22.   Ms. Ashton counterclaimed $4,864.17 to replace the allegedly damaged patio door, and to supply and install the 2 windows that Wesco allegedly failed to replace. As noted, Ms. Ashton has not proven that Wesco failed to replace the 2 windows as agreed, that Wesco damaged the patio door beyond repair or at all, or that a new patio door is required. I find that the $300 offset to the invoice balance awarded above accounts for all proven deficiencies and incompletions, including those alleged in the counterclaim. So, I dismiss Ms. Ashton’s counterclaim.

CRT Fees, Expenses, and Interest

23.   The Court Order Interest Act applies to the CRT. I find Wesco is entitled to pre-judgment interest on the $2,642.42 owing, calculated from the September 7, 2021 invoice date (due on completion) until the date of this decision. This equals $7.36.

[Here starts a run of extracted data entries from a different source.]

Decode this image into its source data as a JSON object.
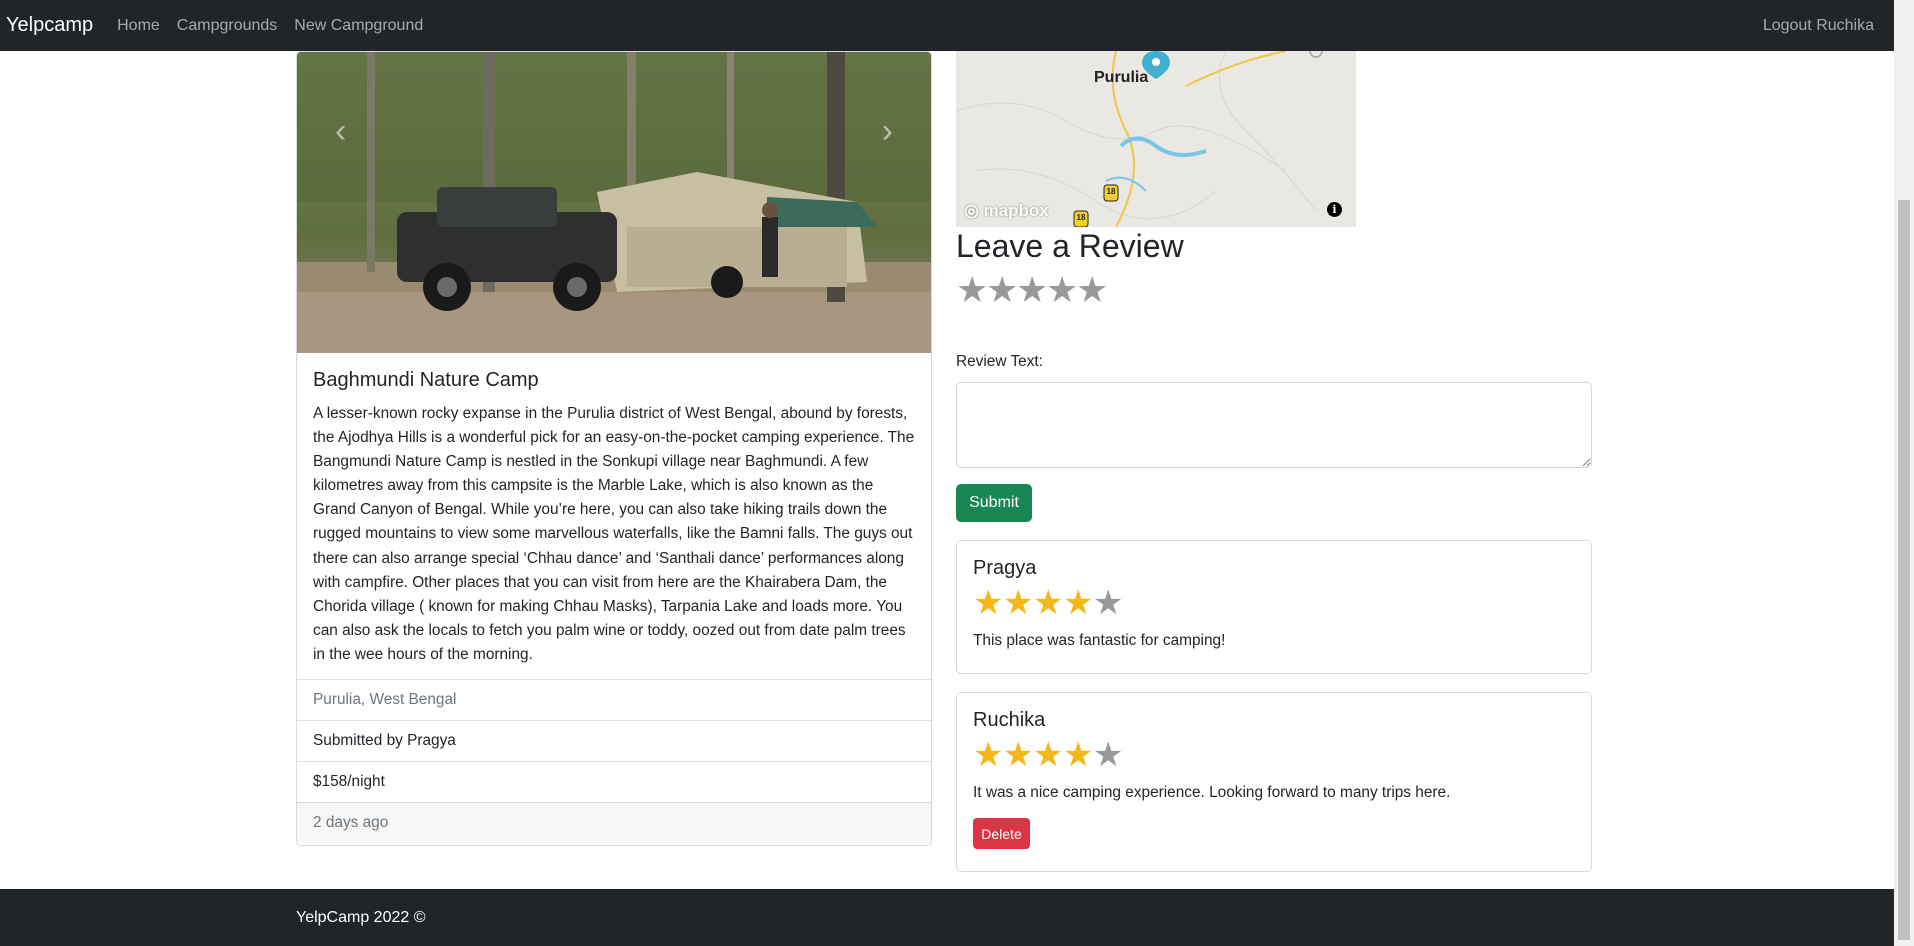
{
  "navbar": {
    "brand": "Yelpcamp",
    "links": [
      "Home",
      "Campgrounds",
      "New Campground"
    ],
    "logout": "Logout Ruchika"
  },
  "campground": {
    "title": "Baghmundi Nature Camp",
    "description": "A lesser-known rocky expanse in the Purulia district of West Bengal, abound by forests, the Ajodhya Hills is a wonderful pick for an easy-on-the-pocket camping experience. The Bangmundi Nature Camp is nestled in the Sonkupi village near Baghmundi. A few kilometres away from this campsite is the Marble Lake, which is also known as the Grand Canyon of Bengal. While you’re here, you can also take hiking trails down the rugged mountains to view some marvellous waterfalls, like the Bamni falls. The guys out there can also arrange special ‘Chhau dance’ and ‘Santhali dance’ performances along with campfire. Other places that you can visit from here are the Khairabera Dam, the Chorida village ( known for making Chhau Masks), Tarpania Lake and loads more. You can also ask the locals to fetch you palm wine or toddy, oozed out from date palm trees in the wee hours of the morning.",
    "location": "Purulia, West Bengal",
    "submitted_by": "Submitted by Pragya",
    "price": "$158/night",
    "posted": "2 days ago"
  },
  "map": {
    "city_label": "Purulia",
    "logo_text": "mapbox",
    "info_icon": "i",
    "road_shields": [
      "18",
      "18"
    ]
  },
  "review_form": {
    "heading": "Leave a Review",
    "rating": 0,
    "star_count": 5,
    "label": "Review Text:",
    "submit_label": "Submit"
  },
  "reviews": [
    {
      "author": "Pragya",
      "rating": 4,
      "text": "This place was fantastic for camping!"
    },
    {
      "author": "Ruchika",
      "rating": 4,
      "text": "It was a nice camping experience. Looking forward to many trips here.",
      "delete_label": "Delete"
    }
  ],
  "colors": {
    "navbar": "#212529",
    "success": "#198754",
    "danger": "#dc3545",
    "star_on": "#f3b718",
    "star_off": "#999999"
  },
  "footer": {
    "text": "YelpCamp 2022 ©"
  }
}
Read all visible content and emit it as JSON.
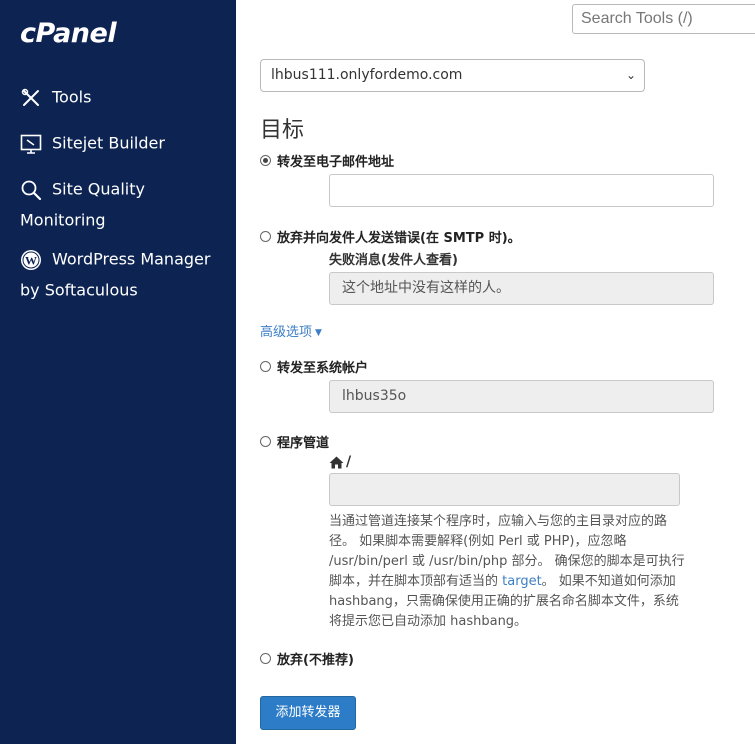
{
  "sidebar": {
    "logo": "cPanel",
    "items": [
      {
        "label": "Tools",
        "icon": "tools-icon"
      },
      {
        "label": "Sitejet Builder",
        "icon": "monitor-icon"
      },
      {
        "label": "Site Quality",
        "label2": "Monitoring",
        "icon": "magnifier-icon"
      },
      {
        "label": "WordPress Manager",
        "label2": "by Softaculous",
        "icon": "wordpress-icon"
      }
    ]
  },
  "header": {
    "search_placeholder": "Search Tools (/)"
  },
  "form": {
    "domain": "lhbus111.onlyfordemo.com",
    "heading": "目标",
    "options": {
      "forward_email": "转发至电子邮件地址",
      "discard_error": "放弃并向发件人发送错误(在 SMTP 时)。",
      "failure_label": "失败消息(发件人查看)",
      "failure_value": "这个地址中没有这样的人。",
      "advanced": "高级选项",
      "forward_system": "转发至系统帐户",
      "system_value": "lhbus35o",
      "pipe": "程序管道",
      "pipe_prefix": "/",
      "help_text_1": "当通过管道连接某个程序时，应输入与您的主目录对应的路径。 如果脚本需要解释(例如 Perl 或 PHP)，应忽略 /usr/bin/perl 或 /usr/bin/php 部分。 确保您的脚本是可执行脚本，并在脚本顶部有适当的 ",
      "help_link": "target",
      "help_text_2": "。 如果不知道如何添加 hashbang，只需确保使用正确的扩展名命名脚本文件，系统将提示您已自动添加 hashbang。",
      "discard": "放弃(不推荐)"
    },
    "submit_label": "添加转发器"
  }
}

24.   Under section 49 of the CRTA, and the CRT rules, the CRT will generally order an unsuccessful party to reimburse a successful party for CRT fees and reasonable dispute-related expenses. I see no reason in this case not to follow that general rule. Wesco was largely successful in its claim, so I find it is entitled to reimbursement of the $125 it paid in CRT fees. Ms. Ashton was unsuccessful in her counterclaim, but Wesco paid no CRT fees for that counterclaim. Neither party claimed CRT dispute-related expenses.

ORDERS

25.   Within 30 days of the date of this decision, I order Ms. Ashton to pay Wesco a total of $2,774.78, broken down as follows:

a.    $2,642.42 in debt,

b.    $7.36 in pre-judgment interest under the Court Order Interest Act, and

c.    $125 in CRT fees.

26.   Wesco is entitled to post-judgment interest, as applicable.

27.   I dismiss Ms. Ashton’s counterclaim.

28.   Under section 48 of the CRTA, the CRT will not provide the parties with the Order giving final effect to this decision until the time for making a notice of objection under section 56.1(2) has expired and no notice of objection has been made. The time for filing a notice of objection is 28 days after the party receives notice of the CRT’s final decision.

29.   Under section 58.1 of the CRTA, a validated copy of the CRT’s order can be enforced through the Provincial Court of British Columbia. A CRT order can only be enforced if it is an approved consent resolution order, or, if no objection has been made and the time for filing a notice of objection has passed. Once filed, a CRT order has the same force and effect as an order of the Provincial Court of British Columbia.